Because the vice president of the European Central Bank once again announced to a large audience that starting in September, states will have to present their fiscal adjustment plans for the next four years.

But in the Spanish case, there are several problems. The first is that its notable economic results in the last period, especially post-pandemic, as the former Minister of Economy recalled, are also based on strong growth in public consumption. That is, a demand sustained by the State.

But he will not be able to feed himself as he has until now. Because the deficit will have to return to the path of 3% of GDP and the public debt, greater than 110% of GDP, will have to embark on a downward path. For this adjustment to take place, in the words of De Guindos, “financial stability that allows countries to make decisions” is needed.

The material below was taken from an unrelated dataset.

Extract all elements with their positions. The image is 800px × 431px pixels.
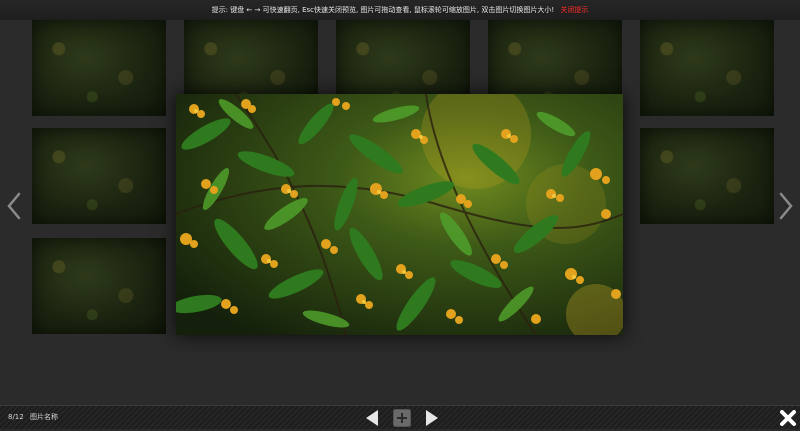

And here the news enters the scene, furious. How are important decisions going to be implemented when the Government cannot even approve the budgets this year in the face of the political chaos caused by the elections in Catalonia? “This fact is bad for the stability of the country as a whole,” the president of the Cercle d'Economia, Jaume Guardiola, quickly admitted.

It is true that, for the moment, the market is not discounting uncertainty in Spain. The risk premium is at low levels. However, Guindos indicated that this cannot be the case forever nor is there any guarantee that it will not increase again if conditions change.

And the conditions can change, in a context in which, in addition to an Executive that runs the risk of not having the political strength to tighten the spending belt - we are not going to use the word austerity, but it is somewhat similar -, The country also needs a Government that has the drive to carry out an ambitious investment plan that not only Spain needs, but all of Europe: climate change, defense and digitalization. And to this we must add that the propelling effect of European funds is destined to run out.

More global risks? One that draws special attention is the stock market valuations, which Guindos acknowledged are “high.” European stock markets are at historic highs. When the so-called “irrational exuberance” broke out at the beginning of the century, Alan Greenspan in the US raised rates.

But yesterday, in front of an auditorium with businessmen such as the president of Foment, Josep Sánchez Llibre or the CEO of Criteria Caixa, Ángel Simón, they only talked about when the ECB is going to lower. In June or before. It is true that the ECB's mandate is to fight inflation and neither growth nor the markets.

However, as former Fed Chairman Ben Bernanke once said, “I care about Wall Street for one reason and one reason only: because what happens to Wall Street matters to Main Street.” And on the street, when the bar closes, you only think about how much fun you had while the party was going on.